4. K.P. Aleaz (1946-)
K. P. Aleaz theological methodology based on Pluralistic Inclusivism is open to receive insights from other faith. Pluralistic Inclusivism stands for dialogical theologies that encourage the relational convergence of religions, conceiving, on the one hand, the diverse religious resources of the world as the common property of humanity, and on the other, a possible growth in the richness of each, of religious experience through mutual interrelation.
The Christology based on Neo-Vedantic theme presents Jesus having non-dual relation with God and it challenges humanity to follow these footsteps thus to find God in us. He constructively used six pramanas of Indian Philosophy in constructing Indian Christian epistemology as a result validating the Christian source of knowledge.

5. M.M. Thomas
For Thomas Christianity is genuine humanism with the power to transform every society into a community of persons setting in relation to freedom, justice and love.

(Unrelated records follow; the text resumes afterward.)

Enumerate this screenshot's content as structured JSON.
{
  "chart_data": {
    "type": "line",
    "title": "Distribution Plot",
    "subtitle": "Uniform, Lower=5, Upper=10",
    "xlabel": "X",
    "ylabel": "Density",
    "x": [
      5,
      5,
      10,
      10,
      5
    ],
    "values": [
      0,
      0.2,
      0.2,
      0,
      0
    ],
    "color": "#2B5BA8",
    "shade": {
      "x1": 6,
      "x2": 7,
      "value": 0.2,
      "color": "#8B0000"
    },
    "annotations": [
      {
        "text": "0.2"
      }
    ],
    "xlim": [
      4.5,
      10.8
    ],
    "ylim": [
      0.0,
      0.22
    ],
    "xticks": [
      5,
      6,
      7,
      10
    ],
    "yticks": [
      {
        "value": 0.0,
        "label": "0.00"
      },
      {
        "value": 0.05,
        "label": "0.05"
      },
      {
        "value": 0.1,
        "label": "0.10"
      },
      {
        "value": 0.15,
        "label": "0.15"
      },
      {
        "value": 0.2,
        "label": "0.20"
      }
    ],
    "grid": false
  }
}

Christian should be loyal to the state. Loyalty is conditioned and judged by his citizenship in the Kingdom of God.
Thomas is always concerned to find a basis for the living together of different faiths and ideologies in a working harmony which can secure the wellbeing of all people. His concern was to relate between ultimate faiths commitments which end to separate people. He speaks of the need for Christians to put their faith alongside other faiths and different faith commitments must be placed alongside one another. Thus he developed theological frame work for dialogue among religion and secular ideologies to develop a common secular anthropology as the basis of common action in politics, economics and society in our religiously pluralistic situation; and to understand the creed and cultus of each other’s religion life, for the understanding of the depth of the mystic of other religions.

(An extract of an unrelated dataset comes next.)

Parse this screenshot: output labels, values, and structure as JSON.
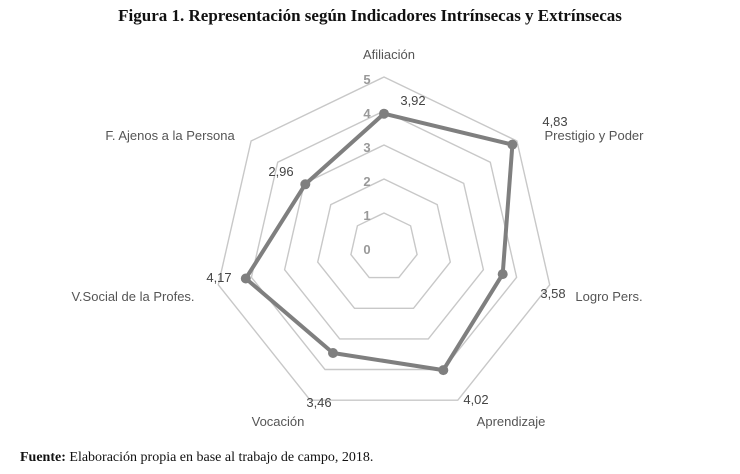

Thomas also speaks of three different levels of dialoguenat which dialogue with People of other faith must be carried on. And among the three Thomas’ own special interest is in the first type, where Christian and people of other faith meet together in the context of modern, secular India in order to find common fields of action and service for the good of the nation as a whole and of individual ‘persons’. Thomas also argues that dialogue for mutual understanding is necessary also at the level of the cultic life. There should be more openness to invite adherents of other faiths, to participate in public functions related to christening, initiation, marriage and funeral. In fact, creed and cult of any religion should be understood in relation to the core-faith and the core-experience, if the understanding is to be at spiritual depth.

Conclusion:
Inter-religious and Intra-religious dialogue invites the Christian theology to move towards the goal of establishing harmony of religions. It can happen in a contemplative environment of Christian Ashram or at the ultimate level of “cave of heart” or in practical level of dialoguing with the people or at the deeper Advaitic revelation. The call for the theology is to be light and salt for our nation.